This camp was located right next to the Jewish camp near the heating plant, just across the street. It was established in 1942 for Soviet POWs directly opposite the Jewish camp. 400–2000 people were interned there. In 1943, around 700 German Jews were temporarily placed there. After about 6 months they were transported to Poland and probably murdered in Auschwitz.
In the panoramic photograph the site of the camp is behind the green pipes. On the other side of the road where a warehouse stands now was the Jewish camp:
The camp was guarded by German guards – 60–70 men. Food rations depended on work performance, which meant that people died when their performance was low. POWs mostly worked in black coal mines Gabriela, Barbora and Hohenegger. At the end of January 1945, Soviet POWs were transported to the rear, but it is unknown where exactly.
The site of the camp has been severely damaged several times, probably because it is located very close to the heating plant. It is characterized by made-up ground several metres thick and a great many recent artefacts that are clearly younger than the camp, maybe even contemporary. The site was clearly used as a dump.
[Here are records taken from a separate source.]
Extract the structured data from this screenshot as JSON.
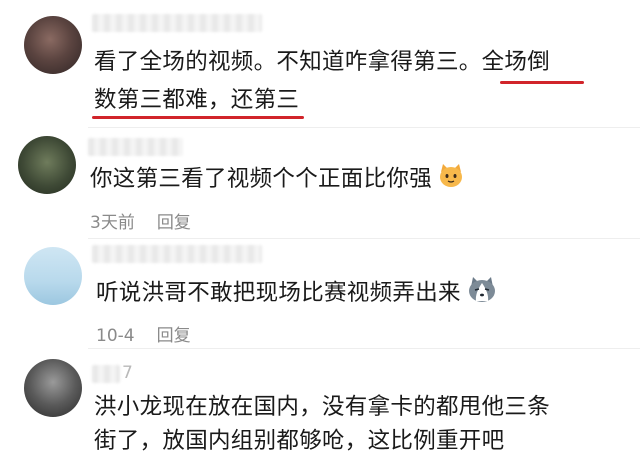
{
  "comments": [
    {
      "line1": "看了全场的视频。不知道咋拿得第三。全场倒",
      "line2": "数第三都难，还第三"
    },
    {
      "line1": "你这第三看了视频个个正面比你强",
      "emoji": "cat-face-emoji",
      "time": "3天前",
      "reply": "回复"
    },
    {
      "line1": "听说洪哥不敢把现场比赛视频弄出来",
      "emoji": "husky-dog-emoji",
      "time": "10-4",
      "reply": "回复"
    },
    {
      "line1": "洪小龙现在放在国内，没有拿卡的都甩他三条",
      "line2": "街了，放国内组别都够呛，这比例重开吧",
      "username_fragment": "7"
    }
  ],
  "colors": {
    "underline": "#d1242a",
    "meta": "#8a8a8a",
    "text": "#1a1a1a"
  }
}
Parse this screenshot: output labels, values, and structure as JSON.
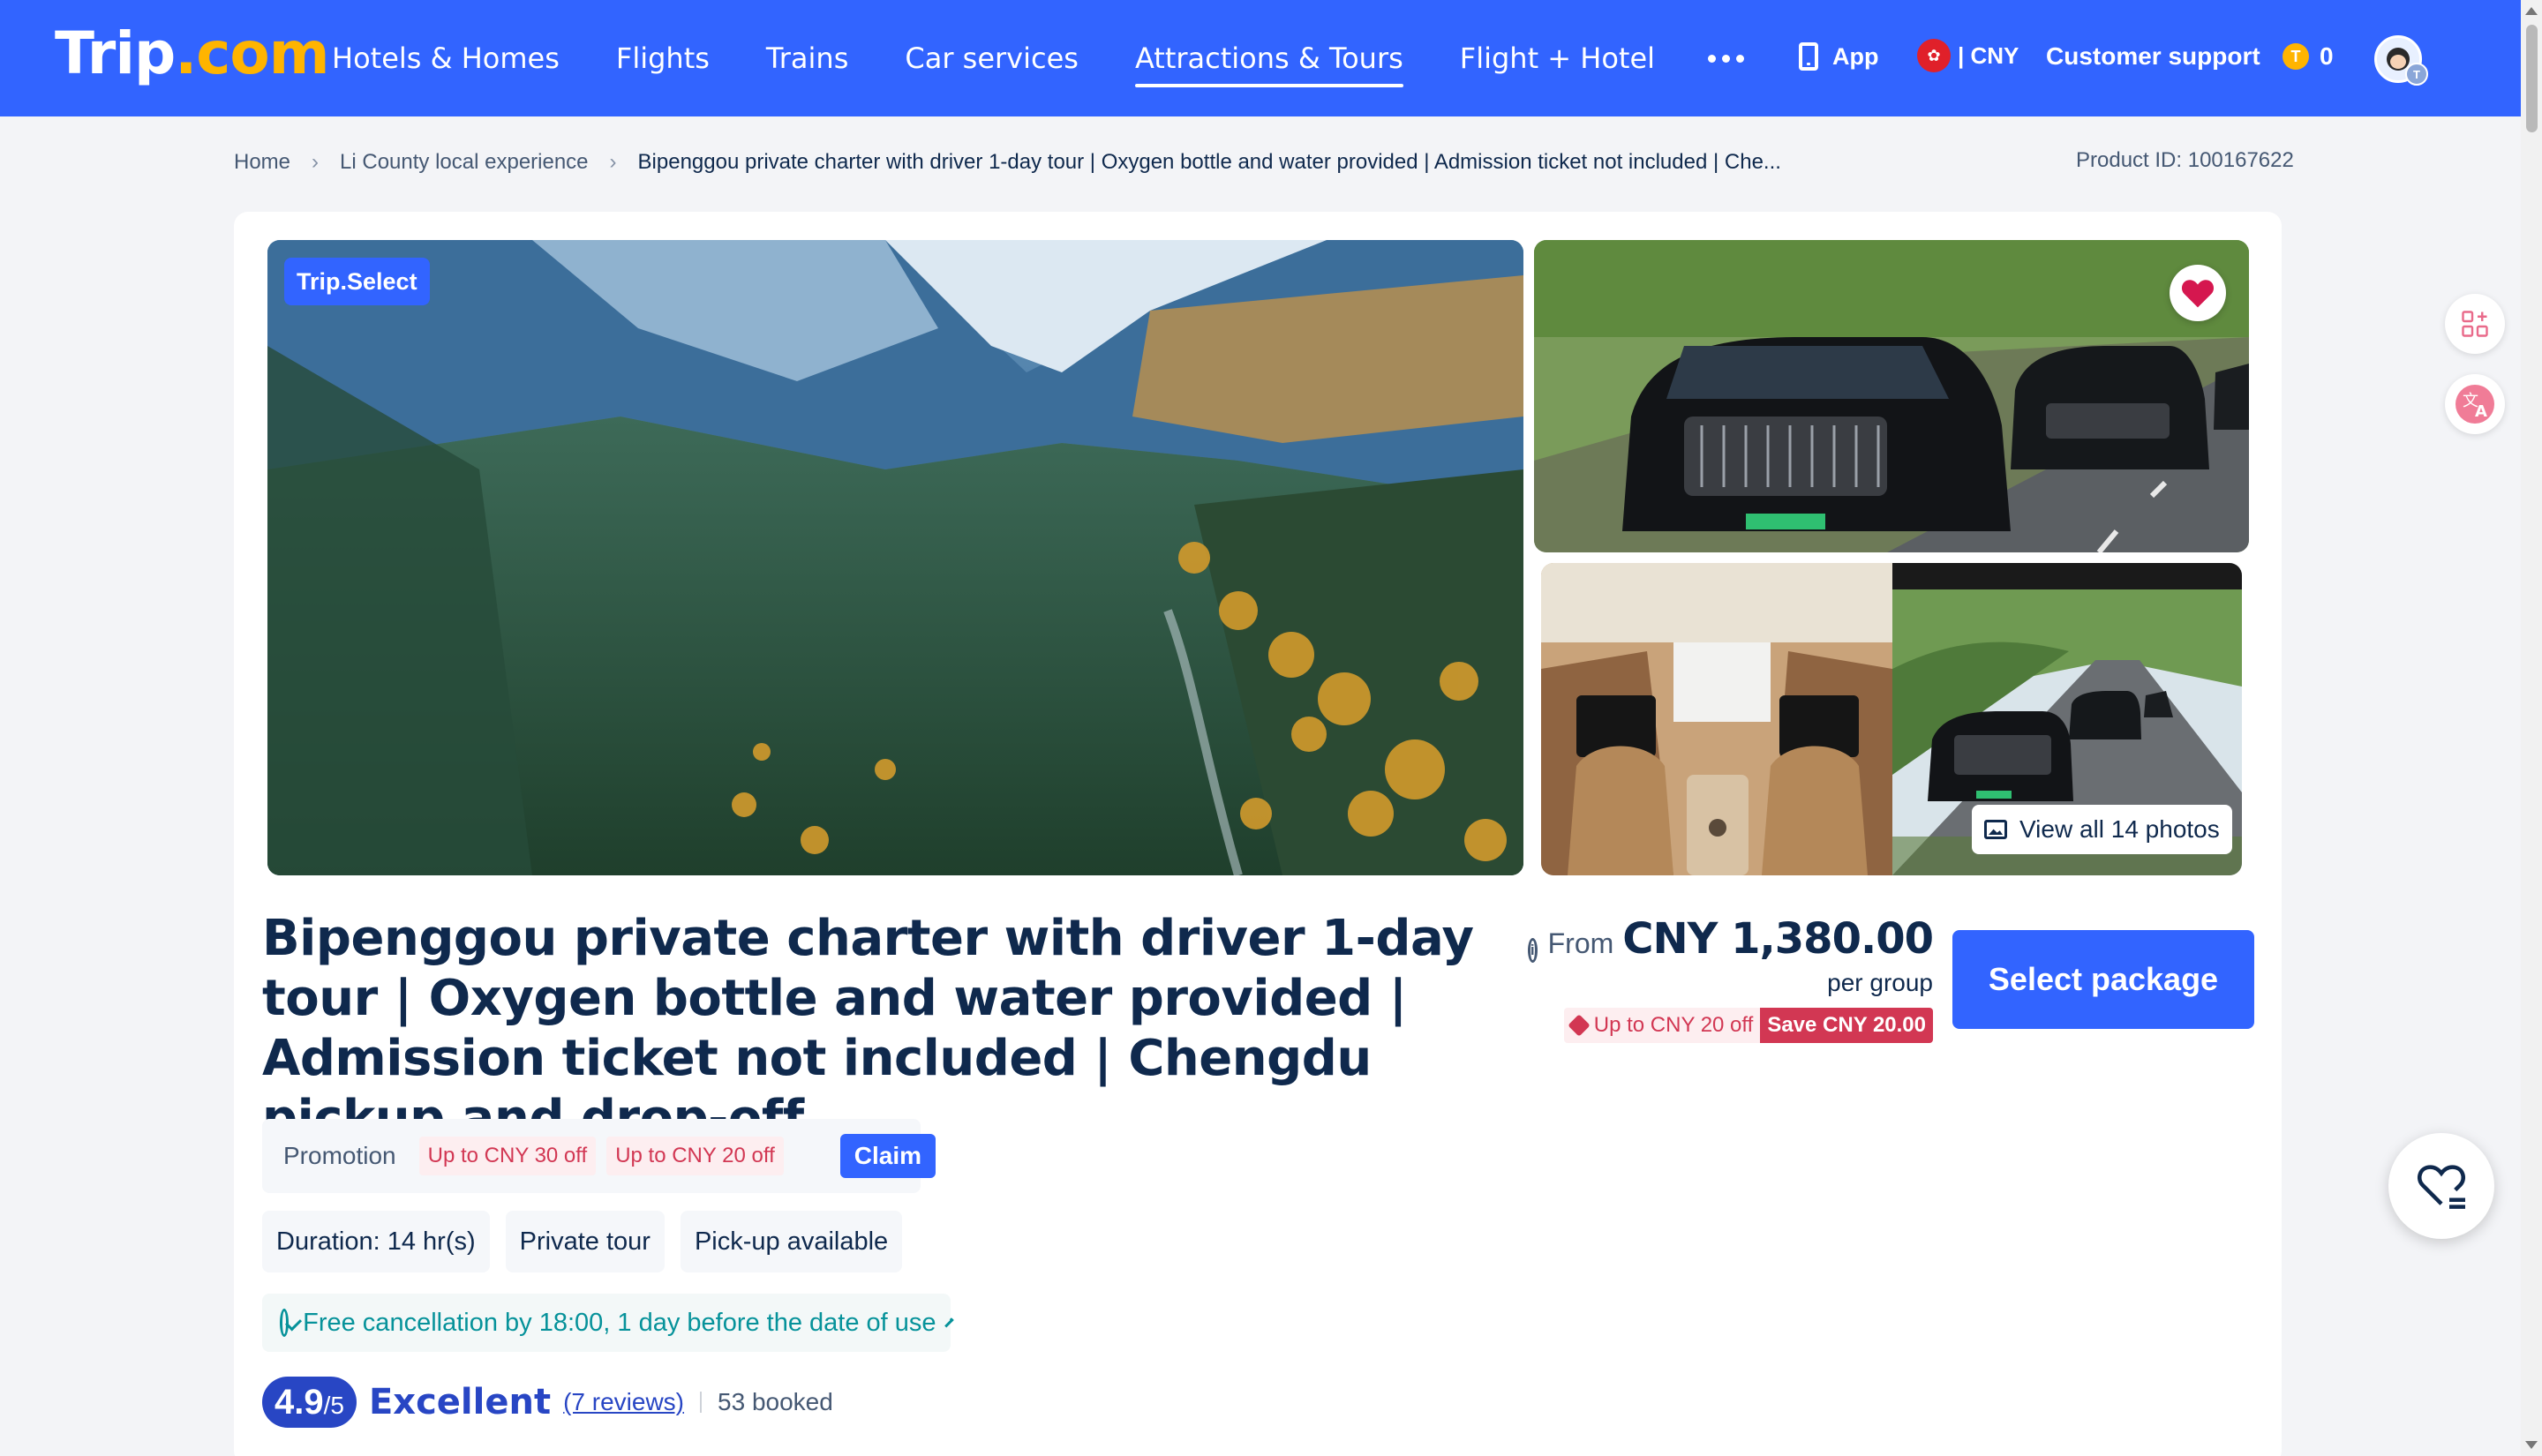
{
  "header": {
    "logo_text": "Trip",
    "logo_suffix": ".com",
    "nav": [
      {
        "label": "Hotels & Homes"
      },
      {
        "label": "Flights"
      },
      {
        "label": "Trains"
      },
      {
        "label": "Car services"
      },
      {
        "label": "Attractions & Tours"
      },
      {
        "label": "Flight + Hotel"
      }
    ],
    "active_nav": "Attractions & Tours",
    "more_icon": "ellipsis-icon",
    "app_label": "App",
    "currency_label": "| CNY",
    "support_label": "Customer support",
    "coins_count": "0"
  },
  "breadcrumb": {
    "items": [
      {
        "label": "Home"
      },
      {
        "label": "Li County local experience"
      },
      {
        "label": "Bipenggou private charter with driver 1-day tour | Oxygen bottle and water provided | Admission ticket not included | Che..."
      }
    ]
  },
  "product_id": "Product ID: 100167622",
  "gallery": {
    "badge": "Trip.Select",
    "view_all": "View all 14 photos"
  },
  "product": {
    "title": "Bipenggou private charter with driver 1-day tour | Oxygen bottle and water provided | Admission ticket not included | Chengdu pickup and drop-off",
    "price_from": "From",
    "price_amount": "CNY 1,380.00",
    "price_unit": "per group",
    "coupon_tag": "Up to CNY 20 off",
    "save_tag": "Save CNY 20.00",
    "select_button": "Select package"
  },
  "promotion": {
    "label": "Promotion",
    "tags": [
      {
        "label": "Up to CNY 30 off"
      },
      {
        "label": "Up to CNY 20 off"
      }
    ],
    "claim_button": "Claim"
  },
  "features": [
    {
      "label": "Duration: 14 hr(s)"
    },
    {
      "label": "Private tour"
    },
    {
      "label": "Pick-up available"
    }
  ],
  "cancellation": "Free cancellation by 18:00, 1 day before the date of use",
  "rating": {
    "score": "4.9",
    "max": "/5",
    "word": "Excellent",
    "reviews": "(7 reviews)",
    "booked": "53 booked"
  },
  "colors": {
    "brand": "#3264ff",
    "navy": "#0f294d",
    "promo_red": "#d23753",
    "teal": "#06929a",
    "rating_blue": "#2846c4"
  }
}
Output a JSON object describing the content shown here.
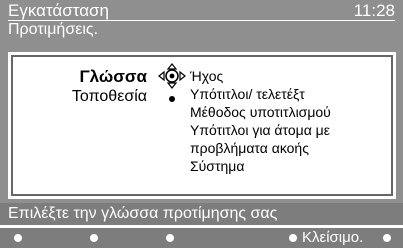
{
  "header": {
    "title": "Εγκατάσταση",
    "clock": "11:28",
    "subtitle": "Προτιμήσεις."
  },
  "menu": {
    "left_items": [
      {
        "label": "Γλώσσα",
        "selected": true
      },
      {
        "label": "Τοποθεσία",
        "selected": false
      }
    ],
    "options": [
      "Ήχος",
      "Υπότιτλοι/ τελετέξτ",
      "Μέθοδος υποτιτλισμού",
      "Υπότιτλοι για άτομα με",
      "προβλήματα ακοής",
      "Σύστημα"
    ]
  },
  "status": {
    "hint": "Επιλέξτε την γλώσσα προτίμησης σας"
  },
  "bottom_bar": {
    "close_label": "Κλείσιμο."
  },
  "icons": {
    "navigation": "dpad-navigation-icon",
    "bullet": "radio-dot-icon"
  },
  "colors": {
    "screen_bg": "#8f8f8f",
    "panel_bg": "#ffffff",
    "text_light": "#ffffff",
    "text_dark": "#000000"
  }
}
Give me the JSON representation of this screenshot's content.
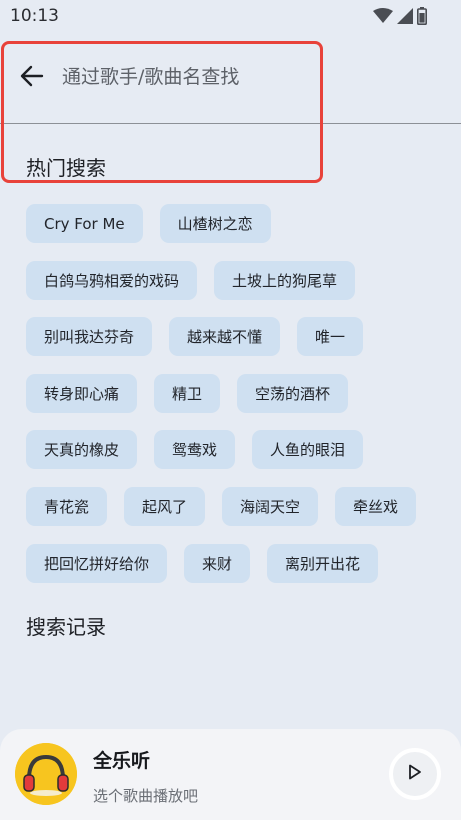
{
  "status_bar": {
    "time": "10:13",
    "icons": [
      "wifi-icon",
      "signal-icon",
      "battery-icon"
    ]
  },
  "search": {
    "placeholder": "通过歌手/歌曲名查找",
    "value": ""
  },
  "hot_search": {
    "title": "热门搜索",
    "rows": [
      [
        "Cry For Me",
        "山楂树之恋"
      ],
      [
        "白鸽乌鸦相爱的戏码",
        "土坡上的狗尾草"
      ],
      [
        "别叫我达芬奇",
        "越来越不懂",
        "唯一"
      ],
      [
        "转身即心痛",
        "精卫",
        "空荡的酒杯"
      ],
      [
        "天真的橡皮",
        "鸳鸯戏",
        "人鱼的眼泪"
      ],
      [
        "青花瓷",
        "起风了",
        "海阔天空",
        "牵丝戏"
      ],
      [
        "把回忆拼好给你",
        "来财",
        "离别开出花"
      ]
    ]
  },
  "history": {
    "title": "搜索记录"
  },
  "player": {
    "app_name": "全乐听",
    "hint": "选个歌曲播放吧"
  },
  "colors": {
    "background": "#e6ebf3",
    "tag_background": "#cfe0f1",
    "highlight_border": "#e8423a",
    "cover_yellow": "#f7c51f"
  }
}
Although we have discovered various terrain anomalies where the prison barracks used to be, including rectangular elevations and depressions indicating buildings, they cannot be identified as camp structures. We can see other buildings in the place of camp structures in orthophotographs from the 1960s. The whole site was obscured by later activities to which the detected terrain relics might belong. We can conclude that practically nothing remained of the former camp.